Which leads me to a discourse on the good old days, when one had to use a little pencil-shaped or wheel-shaped eraser to correct mistakes on the stuff you were typing, and had to use a little plastic or metal shield against the paper so you’d only erase the one mistyped letter and not smear up the rest of the page. And we won’t even get into what one had to do to fix mistakes on the carbon copies.
And then there was ink eradicator, back in the days when the teachers used fountain pens. Wouldn’t work on ballpoint ink, but did a dandy job on Quink and Sheaffer Washable Blue. My fourth-grade teacher used to send a kid to the office to get their bottle of ink eradicator on a regular basis, so for Christmas I got my dad to buy some at the college bookstore and I gave her her very own bottle of ink eradicator. She told me it was the best present she ever got, and after watching her face light up when she opened it, I think she really meant it.
It used to be that there were several different kinds of white-out and you had to buy the kind specifically for your purpose. If you tried to use the kind for typewriter ribbon on ballpoint ink, you’d end up with a blue soggy mess. Nowadays, though, there’s some kind of universal solvent in the stuff so you can use it on just about anything.
White-out doesn’t dissolve anything. It just paints over it, and when it’s dry, you write on the white-out instead of the paper. If you scratch the white-out off before it’s completely dry, your original error is still there on the paper.
Toluene can be bought at the paint store in up to 55 gal. quantities…
Tell me, I’m left handed. I might as well just break it open at the start.
Actually, this is typical of a kind of absolute perfectionism enforced by hide-bound, rule-bound organizations (corporations, schools, etc.).
In contrast, take a look at an actual copy of the US Declaration of Independence – there are scratched-out words, and missed words inserted above the line. Apparently, the signers of that important document valued content more than appearance
Yes, but infamousmom’s point was that it used to dissolve the ink, even though it wasn’t supposed to, thus becoming blue not white.

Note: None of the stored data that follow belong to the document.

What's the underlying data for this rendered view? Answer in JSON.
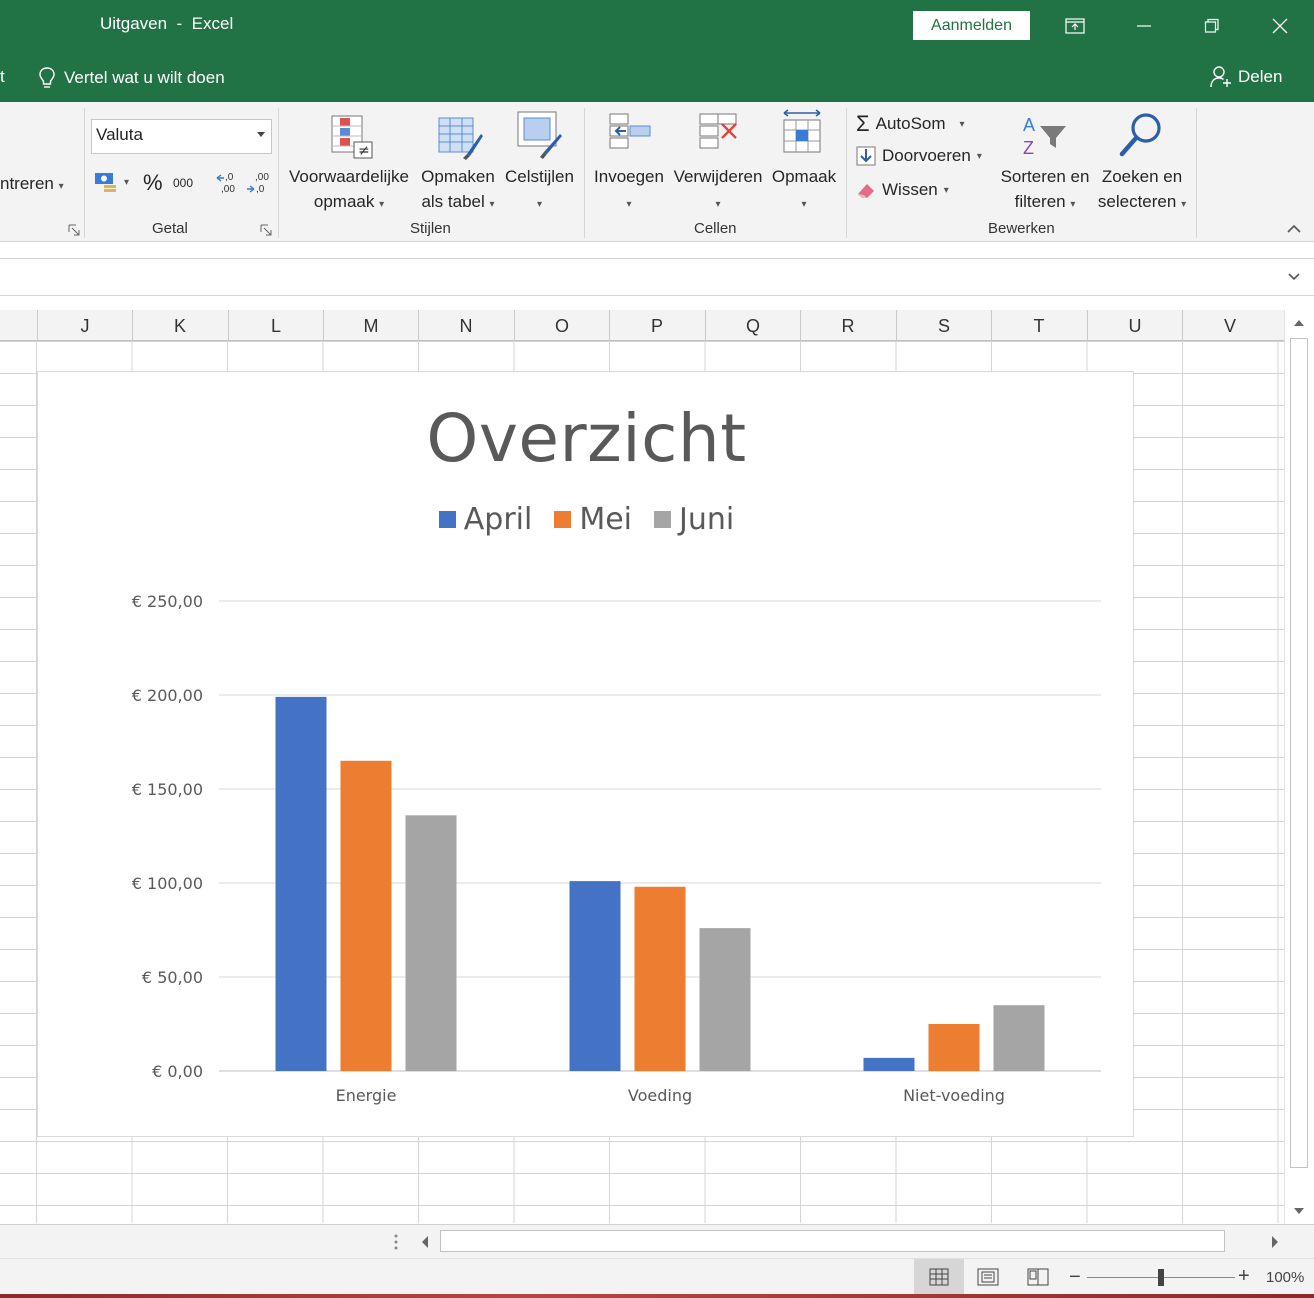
{
  "window": {
    "title": "Uitgaven  -  Excel",
    "signin_label": "Aanmelden"
  },
  "tellbar": {
    "tab_partial": "t",
    "tellme": "Vertel wat u wilt doen",
    "share": "Delen"
  },
  "ribbon": {
    "align_partial": "ntreren",
    "number_format": "Valuta",
    "groups": {
      "getal": "Getal",
      "stijlen": "Stijlen",
      "cellen": "Cellen",
      "bewerken": "Bewerken"
    },
    "buttons": {
      "percent": "%",
      "thousands": "000",
      "cond_format_1": "Voorwaardelijke",
      "cond_format_2": "opmaak",
      "as_table_1": "Opmaken",
      "as_table_2": "als tabel",
      "cell_styles": "Celstijlen",
      "insert": "Invoegen",
      "delete": "Verwijderen",
      "format": "Opmaak",
      "autosum": "AutoSom",
      "fill": "Doorvoeren",
      "clear": "Wissen",
      "sort_1": "Sorteren en",
      "sort_2": "filteren",
      "find_1": "Zoeken en",
      "find_2": "selecteren"
    }
  },
  "columns": [
    "J",
    "K",
    "L",
    "M",
    "N",
    "O",
    "P",
    "Q",
    "R",
    "S",
    "T",
    "U",
    "V"
  ],
  "status": {
    "zoom": "100%"
  },
  "chart_data": {
    "type": "bar",
    "title": "Overzicht",
    "categories": [
      "Energie",
      "Voeding",
      "Niet-voeding"
    ],
    "series": [
      {
        "name": "April",
        "color": "#4472C4",
        "values": [
          199,
          101,
          7
        ]
      },
      {
        "name": "Mei",
        "color": "#ED7D31",
        "values": [
          165,
          98,
          25
        ]
      },
      {
        "name": "Juni",
        "color": "#A5A5A5",
        "values": [
          136,
          76,
          35
        ]
      }
    ],
    "ylim": [
      0,
      250
    ],
    "yticks": [
      0,
      50,
      100,
      150,
      200,
      250
    ],
    "ytick_labels": [
      "€ 0,00",
      "€ 50,00",
      "€ 100,00",
      "€ 150,00",
      "€ 200,00",
      "€ 250,00"
    ],
    "grid": true,
    "legend_position": "top"
  }
}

Nowadays, that’s true. But it used to be that the solvent in the original to-be-used-on-typing-mistakes stuff would dissolve ballpoint ink, so if you tried to white-out something you wrote, you’d be worse off than before. You had to get the white-out specifically marked for use on handwriting.
Yup. Anyone who was once taught by a high school typing teacher is going to have that kind of attitude.